Es probablemente el motivo de consulta más frecuente entre parejas que llevan varios años de relación, y también uno de los que genera más malestar acumulado, porque suele vivirse en silencio durante mucho tiempo antes de pedir ayuda. La buena noticia es que tener niveles distintos de deseo sexual no es una anomalía ni un síntoma de que algo va mal en la pareja: es estadísticamente lo habitual.
El deseo sexual no es una cantidad fija de la persona, sino el resultado de múltiples factores que cambian con el tiempo: nivel de estrés, calidad del sueño, momento vital (crianza, trabajo, salud), autoestima corporal, y también el propio funcionamiento de la relación. Además, existen dos tipos de deseo que conviene distinguir: el espontáneo (aparece 'de la nada') y el reactivo (aparece como respuesta a un estímulo o contexto adecuado, no antes). Muchas parejas interpretan como 'falta de deseo' lo que en realidad es un patrón de deseo reactivo perfectamente normal, especialmente frecuente en mujeres, aunque también en hombres.
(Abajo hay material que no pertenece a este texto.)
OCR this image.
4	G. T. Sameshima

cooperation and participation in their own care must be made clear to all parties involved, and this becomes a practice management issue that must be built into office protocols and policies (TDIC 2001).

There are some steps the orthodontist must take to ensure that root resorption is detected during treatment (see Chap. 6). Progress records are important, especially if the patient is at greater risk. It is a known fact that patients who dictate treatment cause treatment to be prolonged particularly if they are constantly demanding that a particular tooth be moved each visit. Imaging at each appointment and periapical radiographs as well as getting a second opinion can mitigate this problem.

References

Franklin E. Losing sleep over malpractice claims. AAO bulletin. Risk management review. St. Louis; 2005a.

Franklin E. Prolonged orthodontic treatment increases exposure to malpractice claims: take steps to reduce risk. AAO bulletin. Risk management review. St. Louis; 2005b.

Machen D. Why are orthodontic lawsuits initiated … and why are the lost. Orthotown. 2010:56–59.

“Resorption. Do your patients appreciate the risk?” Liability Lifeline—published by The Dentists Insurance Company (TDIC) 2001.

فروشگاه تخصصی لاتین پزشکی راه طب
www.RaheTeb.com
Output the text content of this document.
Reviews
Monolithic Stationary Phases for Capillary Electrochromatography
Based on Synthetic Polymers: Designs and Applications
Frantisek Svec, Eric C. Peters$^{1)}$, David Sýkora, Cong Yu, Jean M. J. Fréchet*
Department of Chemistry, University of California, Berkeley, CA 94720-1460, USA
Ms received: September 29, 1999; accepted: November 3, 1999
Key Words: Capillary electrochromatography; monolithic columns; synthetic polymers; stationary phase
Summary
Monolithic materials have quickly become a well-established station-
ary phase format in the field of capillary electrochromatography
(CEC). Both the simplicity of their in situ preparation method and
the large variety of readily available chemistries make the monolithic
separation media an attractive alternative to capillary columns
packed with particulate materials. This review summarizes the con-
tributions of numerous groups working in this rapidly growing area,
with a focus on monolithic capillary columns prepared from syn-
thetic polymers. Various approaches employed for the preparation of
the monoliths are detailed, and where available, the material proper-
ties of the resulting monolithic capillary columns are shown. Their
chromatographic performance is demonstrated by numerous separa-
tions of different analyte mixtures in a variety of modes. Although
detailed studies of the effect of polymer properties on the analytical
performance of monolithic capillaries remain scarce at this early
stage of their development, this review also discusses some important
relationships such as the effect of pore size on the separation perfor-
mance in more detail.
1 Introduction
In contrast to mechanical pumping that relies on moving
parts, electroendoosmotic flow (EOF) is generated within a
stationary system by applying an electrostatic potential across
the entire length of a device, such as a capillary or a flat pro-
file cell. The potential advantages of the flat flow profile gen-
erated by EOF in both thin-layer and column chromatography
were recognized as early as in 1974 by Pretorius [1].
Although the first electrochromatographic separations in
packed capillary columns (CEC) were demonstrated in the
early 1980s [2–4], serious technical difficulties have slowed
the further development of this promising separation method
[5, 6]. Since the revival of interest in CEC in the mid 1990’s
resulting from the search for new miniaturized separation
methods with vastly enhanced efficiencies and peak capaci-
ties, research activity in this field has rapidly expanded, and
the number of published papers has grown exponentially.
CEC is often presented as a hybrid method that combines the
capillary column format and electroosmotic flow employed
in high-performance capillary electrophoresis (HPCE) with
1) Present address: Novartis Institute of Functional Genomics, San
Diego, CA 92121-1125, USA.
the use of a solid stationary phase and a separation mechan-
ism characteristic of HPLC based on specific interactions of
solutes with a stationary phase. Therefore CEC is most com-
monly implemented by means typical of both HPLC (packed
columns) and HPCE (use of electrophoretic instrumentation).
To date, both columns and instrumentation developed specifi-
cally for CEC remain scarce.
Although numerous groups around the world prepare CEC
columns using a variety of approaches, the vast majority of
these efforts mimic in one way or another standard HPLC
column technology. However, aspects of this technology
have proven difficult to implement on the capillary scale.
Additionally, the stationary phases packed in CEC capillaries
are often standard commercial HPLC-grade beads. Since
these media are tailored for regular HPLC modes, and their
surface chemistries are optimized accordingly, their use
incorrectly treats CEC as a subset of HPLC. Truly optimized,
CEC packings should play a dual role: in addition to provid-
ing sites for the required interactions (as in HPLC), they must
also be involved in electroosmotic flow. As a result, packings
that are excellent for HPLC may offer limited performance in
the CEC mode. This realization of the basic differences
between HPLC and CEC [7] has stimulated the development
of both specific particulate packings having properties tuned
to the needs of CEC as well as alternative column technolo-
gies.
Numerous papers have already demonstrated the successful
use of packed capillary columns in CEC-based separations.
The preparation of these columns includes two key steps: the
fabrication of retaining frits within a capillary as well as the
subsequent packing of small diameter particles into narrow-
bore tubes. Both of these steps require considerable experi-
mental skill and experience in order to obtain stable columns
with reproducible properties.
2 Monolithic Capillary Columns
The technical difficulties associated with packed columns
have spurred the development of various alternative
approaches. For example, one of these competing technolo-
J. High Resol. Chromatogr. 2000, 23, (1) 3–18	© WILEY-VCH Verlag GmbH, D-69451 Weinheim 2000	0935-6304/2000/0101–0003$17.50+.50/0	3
Cuando la diferencia de deseo se aborda mal, suele derivar en una dinámica de persecución-distanciamiento: quien tiene más deseo insiste o se siente rechazado, y quien tiene menos empieza a evitar cualquier situación de intimidad por anticipación a la presión, incluido el afecto no sexual. Con el tiempo esto erosiona la conexión general de la pareja, no solo la sexual.
El trabajo terapéutico en estos casos no busca 'igualar' el deseo de ambos miembros, algo poco realista, sino romper la dinámica de presión-evitación, mejorar la comunicación sobre necesidades e identificar qué condiciones (de contexto, de conexión emocional, de tiempo sin distracciones) facilitan que el deseo reactivo pueda aparecer. También es habitual descartar o abordar causas médicas u hormonales cuando la caída de deseo es reciente y marcada.